Indeed, when it comes to performance and power consumption, TSMC's nanosheet-based N2 node can boast of a 10% to 15% higher performance at the same power and complexity as well as a 25% to 30% lower power consumption at the same frequency and transistor count when compared to TSMC's N3E.
However, the new node increases chip density by only around 1.1X compared to N3E.In general, TSMC's N3 does offer full-node performance increases and power consumption reductions. But density-wise, the new technology can hardly impress. For example, TSMC's N3E node offers a 1.3X chip density increase over N5, which is a substantial increase. For justice, we need to note that TSMC uses somewhat convoluted 'chip density' metrics to describe transistor density on N3E and N2 in its materials published at its 2022 Technology Symposium. Chip density essentially describes a hypothetic chip consisting of 50% logic, 30% SRAM, and 20% analog circuits. Modern designs are very SRAM intensive, but SRAM barely scales, just like analog circuits; hence an N2 chip featuring 50% of circuits that do not scale will demonstrate mediocre scalability compared to an N3E IC. If compared to N3S, a transistor-density optimized version of N3, the result might be even less impressive.
TSMC positions its N2 for various applications, including mobile SoCs, high-performance CPUs, and GPUs. Among the features of the N2 platform (in addition to GAA nanosheet transistors and backside power rail), the world's No.1 foundry mentions 'chiplet integration,' which probably implies that many applications that will use N2 will also use multi-chiplet packages to optimize performance and costs.

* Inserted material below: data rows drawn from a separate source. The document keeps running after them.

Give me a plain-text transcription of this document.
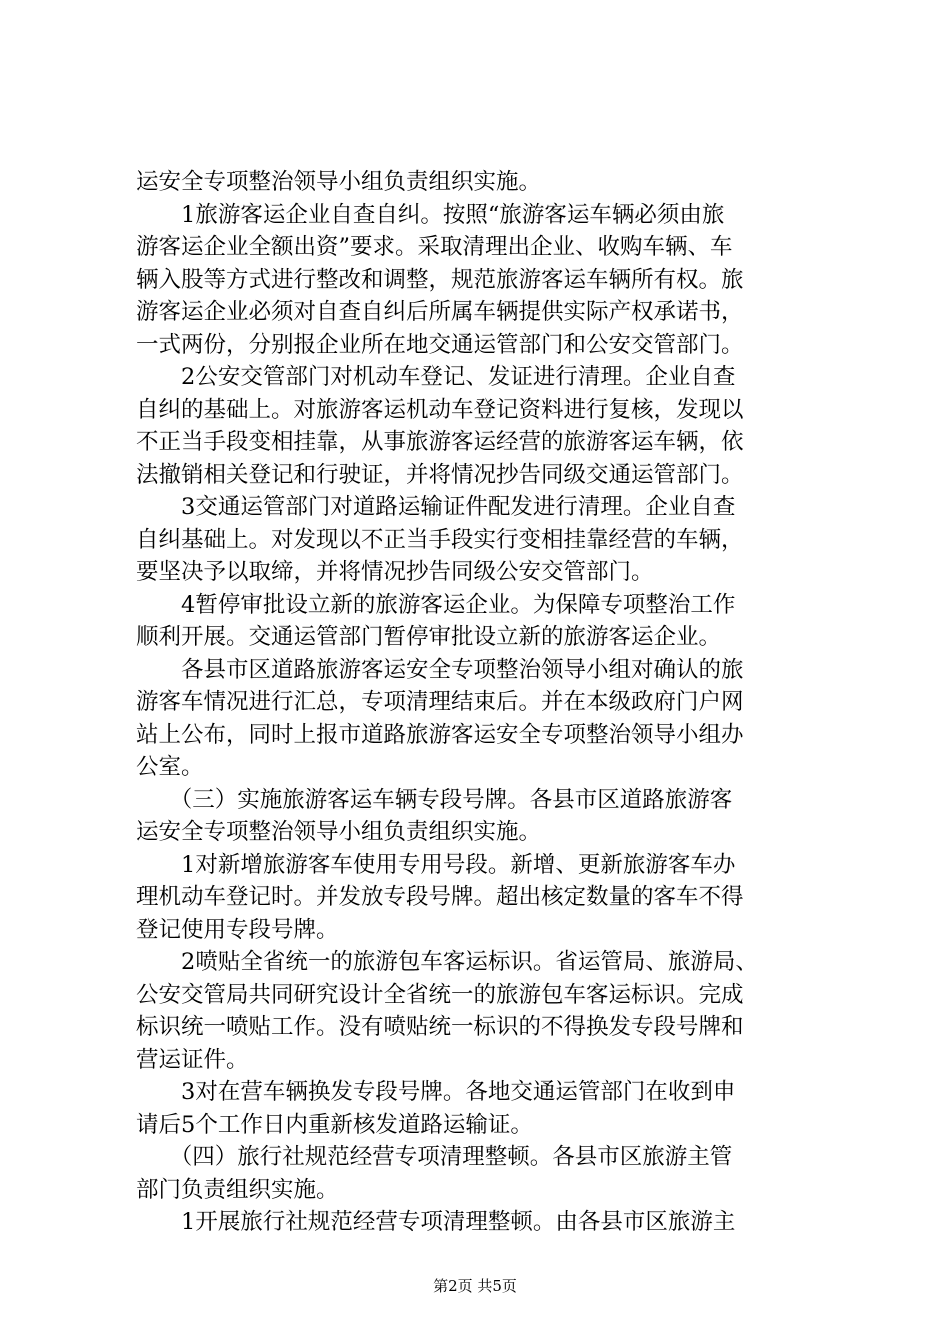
运安全专项整治领导小组负责组织实施。
　　1旅游客运企业自查自纠。按照“旅游客运车辆必须由旅
游客运企业全额出资”要求。采取清理出企业、收购车辆、车
辆入股等方式进行整改和调整，规范旅游客运车辆所有权。旅
游客运企业必须对自查自纠后所属车辆提供实际产权承诺书，
一式两份，分别报企业所在地交通运管部门和公安交管部门。
　　2公安交管部门对机动车登记、发证进行清理。企业自查
自纠的基础上。对旅游客运机动车登记资料进行复核，发现以
不正当手段变相挂靠，从事旅游客运经营的旅游客运车辆，依
法撤销相关登记和行驶证，并将情况抄告同级交通运管部门。
　　3交通运管部门对道路运输证件配发进行清理。企业自查
自纠基础上。对发现以不正当手段实行变相挂靠经营的车辆，
要坚决予以取缔，并将情况抄告同级公安交管部门。
　　4暂停审批设立新的旅游客运企业。为保障专项整治工作
顺利开展。交通运管部门暂停审批设立新的旅游客运企业。
　　各县市区道路旅游客运安全专项整治领导小组对确认的旅
游客车情况进行汇总，专项清理结束后。并在本级政府门户网
站上公布，同时上报市道路旅游客运安全专项整治领导小组办
公室。
　　（三）实施旅游客运车辆专段号牌。各县市区道路旅游客
运安全专项整治领导小组负责组织实施。
　　1对新增旅游客车使用专用号段。新增、更新旅游客车办
理机动车登记时。并发放专段号牌。超出核定数量的客车不得
登记使用专段号牌。
　　2喷贴全省统一的旅游包车客运标识。省运管局、旅游局、
公安交管局共同研究设计全省统一的旅游包车客运标识。完成
标识统一喷贴工作。没有喷贴统一标识的不得换发专段号牌和
营运证件。
　　3对在营车辆换发专段号牌。各地交通运管部门在收到申
请后5个工作日内重新核发道路运输证。
　　（四）旅行社规范经营专项清理整顿。各县市区旅游主管
部门负责组织实施。
　　1开展旅行社规范经营专项清理整顿。由各县市区旅游主
第2页 共5页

As reported, TSMC will begin high-volume manufacturing of chips using its N2 node in the second half of 2025, so bearing in mind how long contemporary semiconductor production cycles are, expect commercial 2nm chips to emerge on the market only in late 2025 or instead in 2026. Of course, before now and in 2026, TSMC will offer a variety of N3 (3nm class) nodes, but this is a different story.